Os profissionais devem observar, em relação à utilização de medicamentos para emagrecer, que é sempre pior quando se utiliza uma associação de remédios, sejam ervas, sejam medicações.

Em muitos casos, a associação da atividade física e dieta saudável já seria suficiente para a perda de peso. 

Existem critérios específicos para indicar a utilização de remédios para emagrecer. E existem as drogas mais indicadas para esses tratamentos, e em geral não fazemos associação de remédios.

Além disso, devem ser feitos exames para avaliar o fígado antes da prescrição da droga. Se houver alteração, que o paciente seja encaminhado para um hepatologista.

Já recebi muitos pacientes cujo médico queria saber se ele estava liberado para utilizar as medicações. Quando o paciente já tem alguma lesão, aumenta o risco de dano.

Quais profissionais devem acompanhar um tratamento para emagrecimento?

O profissional ideal para tratamento da obesidade e utilização de medicamentos para emagrecer, quando indicados, deve ser primariamente o endocrinologista. Pode ter, claro, a associação de um nutrólogo especializado, que tenha qualificação para prescrever.

Quais as outras possíveis causas de doença hepática tóxica?

A doença hepática tóxica é um nome genérico, que pode indicar a utilização de qualquer substância, sejam fármacos, ervas, suplementos alimentares, álcool, lesão induzida pela gordura. Por isso, fazemos o diagnóstico diferencial.
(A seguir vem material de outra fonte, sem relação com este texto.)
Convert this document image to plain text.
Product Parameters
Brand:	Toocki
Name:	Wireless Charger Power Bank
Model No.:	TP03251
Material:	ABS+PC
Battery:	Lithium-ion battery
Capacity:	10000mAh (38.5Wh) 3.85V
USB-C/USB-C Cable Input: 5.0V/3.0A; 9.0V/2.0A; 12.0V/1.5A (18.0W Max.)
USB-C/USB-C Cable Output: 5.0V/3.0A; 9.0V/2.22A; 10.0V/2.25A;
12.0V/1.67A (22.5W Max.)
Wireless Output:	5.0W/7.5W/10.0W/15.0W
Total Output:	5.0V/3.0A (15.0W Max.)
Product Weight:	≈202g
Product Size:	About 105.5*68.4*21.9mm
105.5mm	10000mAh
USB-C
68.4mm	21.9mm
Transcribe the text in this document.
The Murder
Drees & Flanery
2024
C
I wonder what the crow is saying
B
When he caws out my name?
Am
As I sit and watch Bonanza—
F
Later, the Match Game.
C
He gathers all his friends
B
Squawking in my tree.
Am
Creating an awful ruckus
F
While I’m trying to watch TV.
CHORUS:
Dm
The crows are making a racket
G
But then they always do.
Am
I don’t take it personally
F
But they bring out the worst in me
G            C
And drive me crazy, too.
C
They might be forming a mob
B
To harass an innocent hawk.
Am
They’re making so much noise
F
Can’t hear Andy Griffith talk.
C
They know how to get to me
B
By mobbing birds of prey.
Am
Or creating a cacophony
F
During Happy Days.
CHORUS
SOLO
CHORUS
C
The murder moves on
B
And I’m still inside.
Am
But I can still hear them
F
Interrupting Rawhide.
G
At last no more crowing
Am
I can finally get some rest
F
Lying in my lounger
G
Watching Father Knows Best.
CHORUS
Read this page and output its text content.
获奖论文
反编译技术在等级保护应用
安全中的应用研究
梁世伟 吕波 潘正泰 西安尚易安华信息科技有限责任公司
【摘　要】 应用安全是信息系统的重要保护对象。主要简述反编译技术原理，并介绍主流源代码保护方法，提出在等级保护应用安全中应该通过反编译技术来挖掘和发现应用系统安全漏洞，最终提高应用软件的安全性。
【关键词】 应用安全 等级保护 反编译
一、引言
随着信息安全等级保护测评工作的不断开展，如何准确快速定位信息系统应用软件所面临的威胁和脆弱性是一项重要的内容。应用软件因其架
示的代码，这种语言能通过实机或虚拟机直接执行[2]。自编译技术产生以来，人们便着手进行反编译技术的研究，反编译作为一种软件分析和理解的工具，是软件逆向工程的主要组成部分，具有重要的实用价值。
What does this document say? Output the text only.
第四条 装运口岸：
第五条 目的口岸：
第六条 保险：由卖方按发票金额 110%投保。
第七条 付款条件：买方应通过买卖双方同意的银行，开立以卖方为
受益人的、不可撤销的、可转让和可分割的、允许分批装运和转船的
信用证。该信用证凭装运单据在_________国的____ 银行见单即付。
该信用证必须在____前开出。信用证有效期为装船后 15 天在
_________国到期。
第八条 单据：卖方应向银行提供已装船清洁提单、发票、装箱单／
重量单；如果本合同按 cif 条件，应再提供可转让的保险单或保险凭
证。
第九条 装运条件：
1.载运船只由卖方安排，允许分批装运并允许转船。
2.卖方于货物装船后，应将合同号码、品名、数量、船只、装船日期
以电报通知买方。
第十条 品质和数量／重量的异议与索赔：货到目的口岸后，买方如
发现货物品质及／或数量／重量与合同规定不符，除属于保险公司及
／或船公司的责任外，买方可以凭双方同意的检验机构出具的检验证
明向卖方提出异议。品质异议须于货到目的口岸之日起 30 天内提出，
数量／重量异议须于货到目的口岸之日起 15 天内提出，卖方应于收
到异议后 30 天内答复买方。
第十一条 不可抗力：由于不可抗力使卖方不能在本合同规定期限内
Os sintomas de um dano hepático causado por medicamento ou erva para emagrecer são inespecíficos. Vão desde astenia (cansaço), mal estar, até a icterícia (pele e olhos amarelados), e inclusive dor abdominal que pode mimetizar uma pedra na vesícula. Por isso é importante consultar um profissional da área.

Há muitos casos no Ceará? Existem grupos de risco para doenças hepáticas?

Trabalho num hospital de referência em transplante hepático, o HGF, e tivemos alguns casos, antes da pandemia, de pacientes que utilizaram chás e medicações emagrecedoras, além de suplementos alimentares. É frequente não apenas em ambiente hospitalar, como em consultório.

Muitas vezes pode demorar, mesmo com a retirada da medicação, de semanas a meses para que os exames do fígado se normalizem.

A idade é um fator de risco importante, porque o envelhecimento altera o metabolismo das medicações, diminuindo a eficácia de alguns remédios e aumentando o risco de toxicidade de outros. 

O consumo de álcool exagerado também pode levar a lesão no fígado; o uso frequente de anti-inflamatório para alguma dor crônica; a associação com outros tratamentos, como controle de colesterol, diabetes e outras doenças crônicas.

O que se recomenda a pessoas que têm o objetivo de emagrecer com medicamentos?

Pessoas que têm a intenção de utilizar medicamentos para emagrecer devem procurar um atendimento especializado, qualificado. 

Existem critérios específicos pela Sociedade Brasileira de Endocrinologia e Obesidade para tratamento do emagrecimento – a medicação não é a primeira indicação.

O acompanhamento conjunto é importante. Os pacientes que estão tratando problemas relacionados à obesidade muitas vezes têm outras doenças associadas, como gordura no fígado, ansiedade ou depressão, hipertensão, diabetes ou pré-diabetes. É preciso um acompanhamento multidisciplinar.